At the same time, though, I was encouraged. Virtually my entire twitter stream was dedicated to the victims, families, organisers, police services etc that have been directly affected. Prayers have been offered. Shock and horror has been expressed. Political statements have been made.
But did you know that while 2 bombs went off in first world Boston yesterday, a series of bombs were detonated in Baghdad, Tuz Khurmatu, Kirkuk and Nasariyah yesterday killing 31 people and injuring at least 200?
Don’t feel bad that you didn’t know. Most of the world glossed over that headline and headed straight for Boston bombing. What does this say about us people?
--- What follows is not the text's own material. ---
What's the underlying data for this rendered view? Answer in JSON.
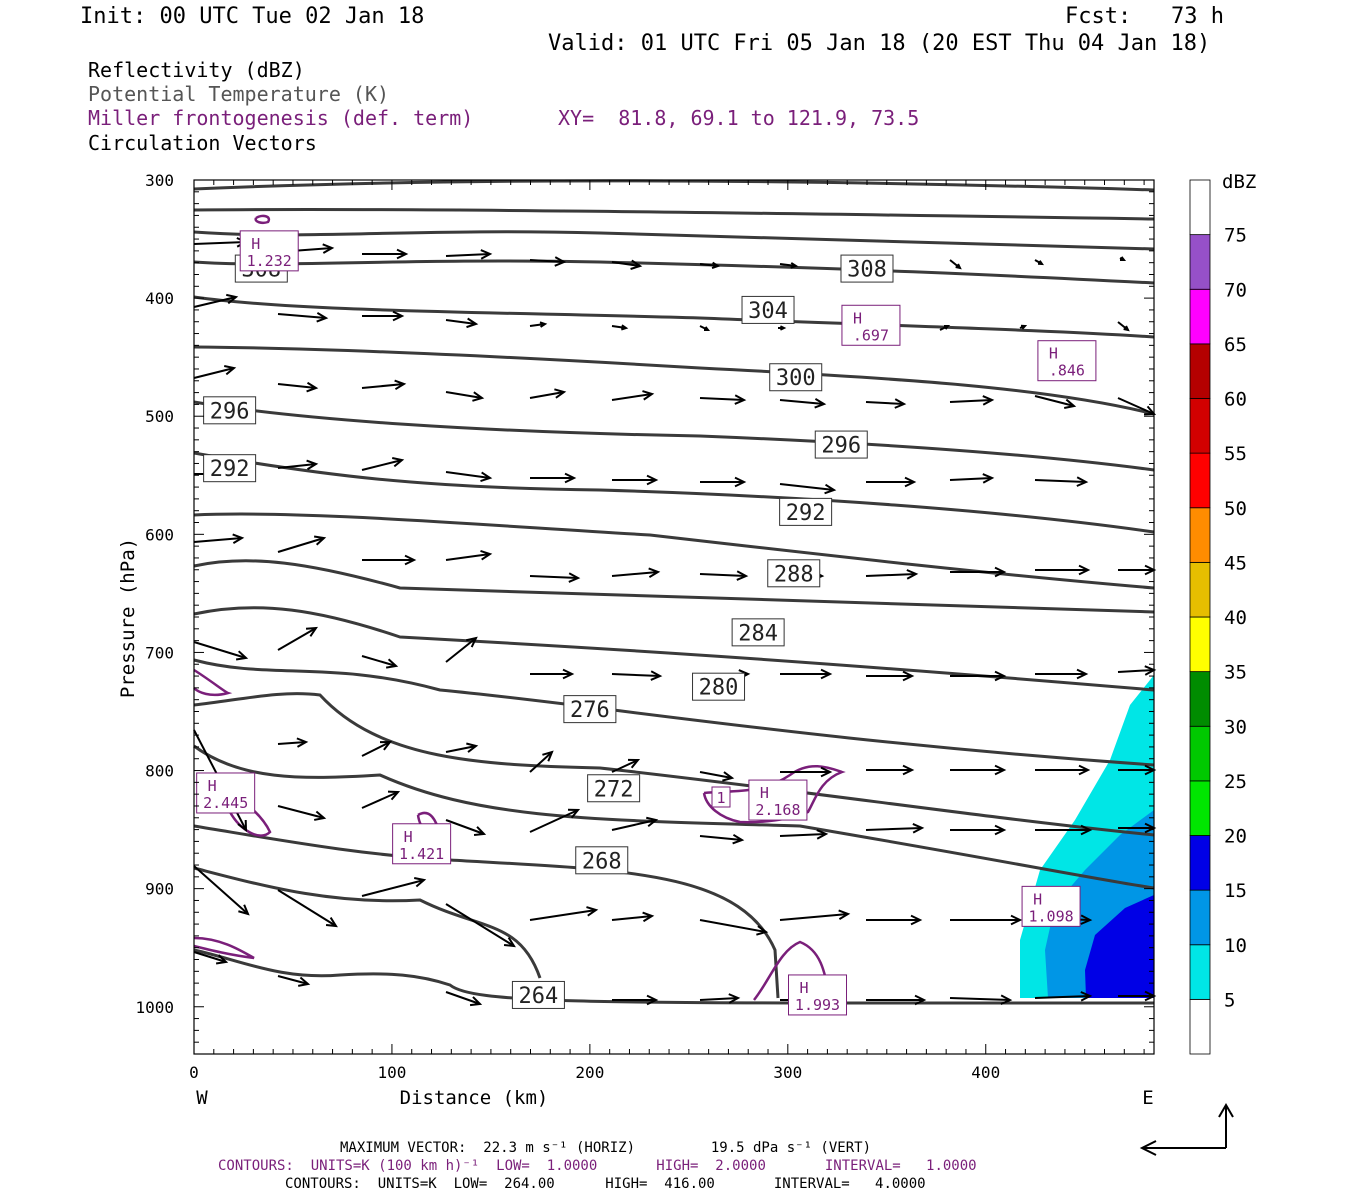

And I don’t mean that in a “what does this say about our hearts” kind of way. I mean, what does it say about us psychologically?
Here’s another example. I sometimes go read the online newspaper of my hometown. Yesterday there was a headline about a little boy that drowned in a swimming pool at a school I am familiar with. I know staff at the school, I know students who went to the school. I read the article. However, on the 31st of December this year thousands of people will descend upon Eastern Beach in East London. It is both a tradition and a cultural thing for rural, Xhosa, Eastern Cape. Kids will drown. They always do. I never read the articles.
I’m worried about the concept of desensitisation. I’m worried that because we are so used to hearing of bombs in Iraq, we no longer care. I’m worried that because we see car accidents on the N1 every day, we drive by without sparing a thought for the families. I’m worried that cancer and AIDS have become such common deseases that we don’t really think about them too much, unless we are affected directly.
What happened in Boston is horrible. It shouldn’t have happened, whatever the reason. What happened in Iraq is horrible. It shouldn’t have happened, whatever the reason. But why am I struggling to have the same amount of horror for the latter as I do for the former?